DOI: 10.1002/berj.3949 ISSN: 0141-1926

A geopolitics of knowledge analysis of higher education internationalisation in Kazakhstan

Munyaradzi Hwami
  • Education


This critical interpretive paper deploys Walter Mignolo's geopolitics of knowledge concept to examine higher education internationalisation in Kazakhstan. Amidst growing concerns about economic and environmental sustainability, elitism and cognitive justice, among other critical issues, internationalisation remains a vital government policy.

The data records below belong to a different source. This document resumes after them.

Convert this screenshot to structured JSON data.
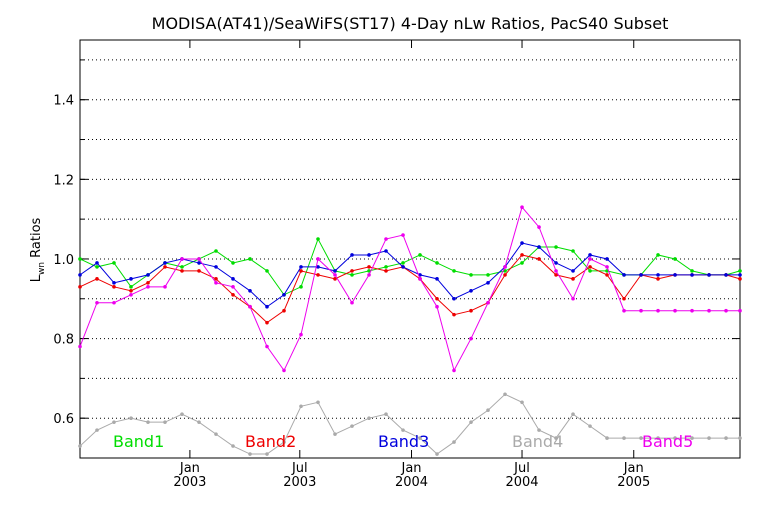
{
  "chart_data": {
    "type": "line",
    "title": "MODISA(AT41)/SeaWiFS(ST17) 4-Day nLw Ratios, PacS40 Subset",
    "ylabel_main": "L",
    "ylabel_sub": "wn",
    "ylabel_rest": " Ratios",
    "ylim": [
      0.5,
      1.55
    ],
    "yticks": [
      0.6,
      0.8,
      1.0,
      1.2,
      1.4
    ],
    "ytick_labels": [
      "0.6",
      "0.8",
      "1.0",
      "1.2",
      "1.4"
    ],
    "xlim": [
      "2002-07-04",
      "2005-06-25"
    ],
    "xticks": [
      {
        "date": "2003-01-01",
        "month": "Jan",
        "year": "2003"
      },
      {
        "date": "2003-07-01",
        "month": "Jul",
        "year": "2003"
      },
      {
        "date": "2004-01-01",
        "month": "Jan",
        "year": "2004"
      },
      {
        "date": "2004-07-01",
        "month": "Jul",
        "year": "2004"
      },
      {
        "date": "2005-01-01",
        "month": "Jan",
        "year": "2005"
      }
    ],
    "grid": true,
    "x": [
      "2002-07-04",
      "2002-08-01",
      "2002-08-29",
      "2002-09-26",
      "2002-10-24",
      "2002-11-21",
      "2002-12-19",
      "2003-01-16",
      "2003-02-13",
      "2003-03-13",
      "2003-04-10",
      "2003-05-08",
      "2003-06-05",
      "2003-07-03",
      "2003-07-31",
      "2003-08-28",
      "2003-09-25",
      "2003-10-23",
      "2003-11-20",
      "2003-12-18",
      "2004-01-15",
      "2004-02-12",
      "2004-03-11",
      "2004-04-08",
      "2004-05-06",
      "2004-06-03",
      "2004-07-01",
      "2004-07-29",
      "2004-08-26",
      "2004-09-23",
      "2004-10-21",
      "2004-11-18",
      "2004-12-16",
      "2005-01-13",
      "2005-02-10",
      "2005-03-10",
      "2005-04-07",
      "2005-05-05",
      "2005-06-02",
      "2005-06-25"
    ],
    "series": [
      {
        "name": "Band1",
        "color": "#00dd00",
        "values": [
          1.0,
          0.98,
          0.99,
          0.93,
          0.96,
          0.99,
          0.98,
          1.0,
          1.02,
          0.99,
          1.0,
          0.97,
          0.91,
          0.93,
          1.05,
          0.97,
          0.96,
          0.97,
          0.98,
          0.99,
          1.01,
          0.99,
          0.97,
          0.96,
          0.96,
          0.97,
          0.99,
          1.03,
          1.03,
          1.02,
          0.97,
          0.97,
          0.96,
          0.96,
          1.01,
          1.0,
          0.97,
          0.96,
          0.96,
          0.97
        ]
      },
      {
        "name": "Band2",
        "color": "#ee0000",
        "values": [
          0.93,
          0.95,
          0.93,
          0.92,
          0.94,
          0.98,
          0.97,
          0.97,
          0.95,
          0.91,
          0.88,
          0.84,
          0.87,
          0.97,
          0.96,
          0.95,
          0.97,
          0.98,
          0.97,
          0.98,
          0.95,
          0.9,
          0.86,
          0.87,
          0.89,
          0.96,
          1.01,
          1.0,
          0.96,
          0.95,
          0.98,
          0.96,
          0.9,
          0.96,
          0.95,
          0.96,
          0.96,
          0.96,
          0.96,
          0.95
        ]
      },
      {
        "name": "Band3",
        "color": "#0000dd",
        "values": [
          0.96,
          0.99,
          0.94,
          0.95,
          0.96,
          0.99,
          1.0,
          0.99,
          0.98,
          0.95,
          0.92,
          0.88,
          0.91,
          0.98,
          0.98,
          0.97,
          1.01,
          1.01,
          1.02,
          0.98,
          0.96,
          0.95,
          0.9,
          0.92,
          0.94,
          0.98,
          1.04,
          1.03,
          0.99,
          0.97,
          1.01,
          1.0,
          0.96,
          0.96,
          0.96,
          0.96,
          0.96,
          0.96,
          0.96,
          0.96
        ]
      },
      {
        "name": "Band4",
        "color": "#aaaaaa",
        "values": [
          0.53,
          0.57,
          0.59,
          0.6,
          0.59,
          0.59,
          0.61,
          0.59,
          0.56,
          0.53,
          0.51,
          0.51,
          0.54,
          0.63,
          0.64,
          0.56,
          0.58,
          0.6,
          0.61,
          0.57,
          0.55,
          0.51,
          0.54,
          0.59,
          0.62,
          0.66,
          0.64,
          0.57,
          0.55,
          0.61,
          0.58,
          0.55,
          0.55,
          0.55,
          0.55,
          0.55,
          0.55,
          0.55,
          0.55,
          0.55
        ]
      },
      {
        "name": "Band5",
        "color": "#ee00ee",
        "values": [
          0.78,
          0.89,
          0.89,
          0.91,
          0.93,
          0.93,
          1.0,
          1.0,
          0.94,
          0.93,
          0.88,
          0.78,
          0.72,
          0.81,
          1.0,
          0.96,
          0.89,
          0.96,
          1.05,
          1.06,
          0.95,
          0.88,
          0.72,
          0.8,
          0.89,
          0.98,
          1.13,
          1.08,
          0.97,
          0.9,
          1.0,
          0.98,
          0.87,
          0.87,
          0.87,
          0.87,
          0.87,
          0.87,
          0.87,
          0.87
        ]
      }
    ],
    "legend_placement": "bottom inside plot"
  }
}
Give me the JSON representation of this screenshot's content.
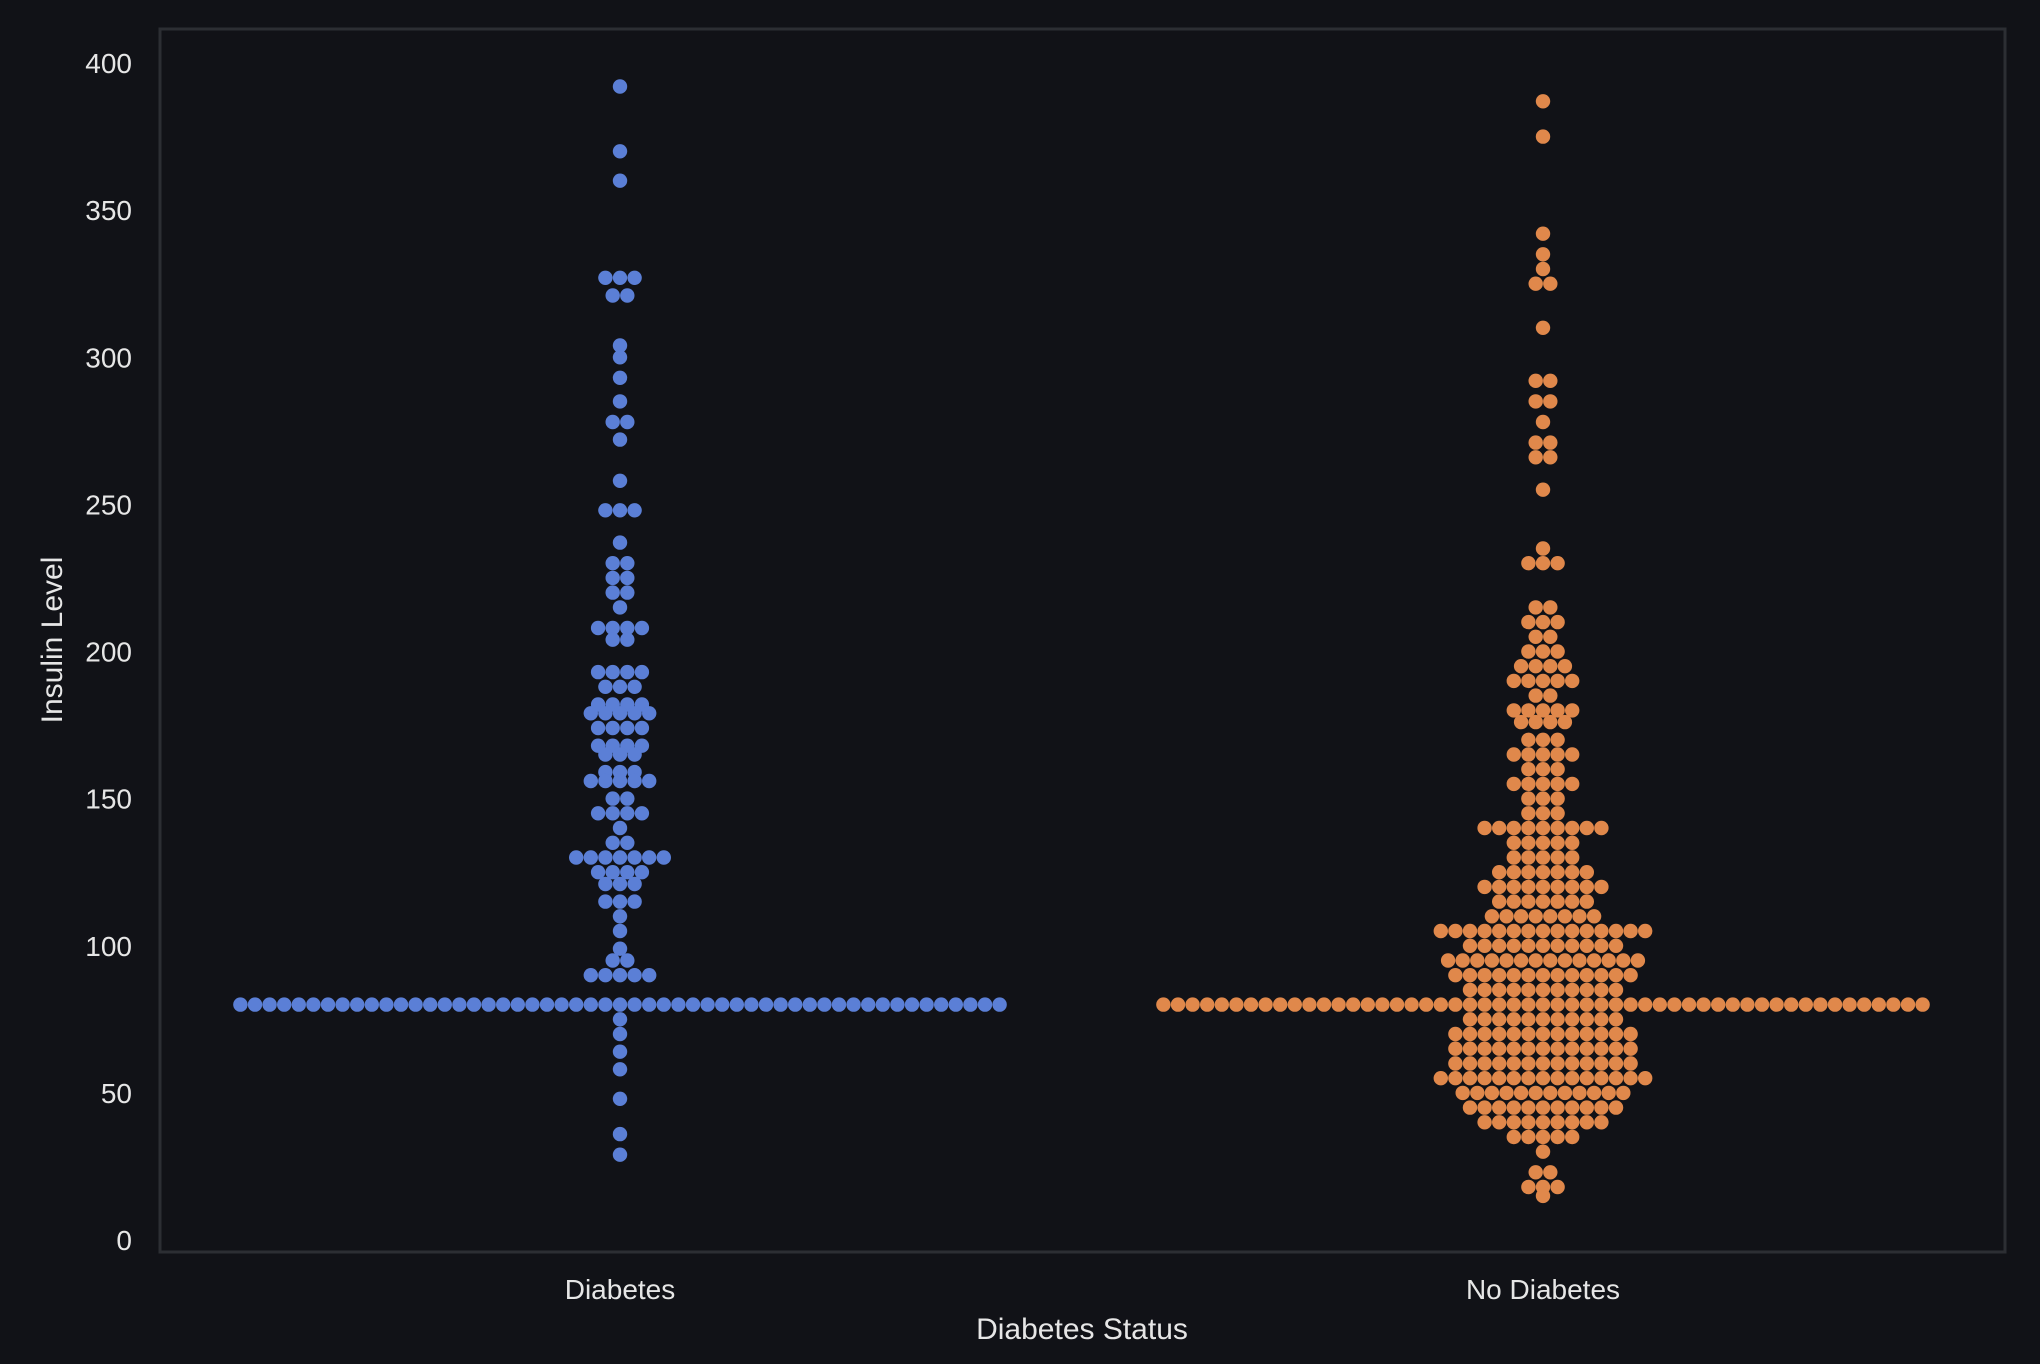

By tracing Kazakhstan's development since independence from the Soviet Union and focusing on key higher education development policy frameworks, the paper argues and illustrates that: (1) the internationalisation of higher education in Kazakhstan promotes a specific representation of the world that is considered universal and modern; (2) the internationalisation of higher education in Kazakhstan illustrates the existing hierarchical global higher education system that is dominated by the West as centres of knowledge and learning while allocating other countries peripheral roles; and (3) the geopolitics of knowledge concept enables the reading of higher education internationalisation beyond what is knowledge to who, why and where knowledge is produced. The data for this paper came from a qualitative study that involved 15 semi‐structured interviews with graduates who studied abroad at Western universities through the government‐sponsored Bolashak Scholarship. Three focus group sessions with 21 graduate students at Nazarbayev University complemented the interviews. The qualitative data suggest that Mignolo's geopolitics of knowledge offers a close‐to‐perfect description of the internationalisation of higher education in Kazakhstan. The conclusion drawn from this post‐Soviet study is the universalisation of Western knowledge as nations utilise it for meaningful development, despite decolonial and cognitive justice concerns.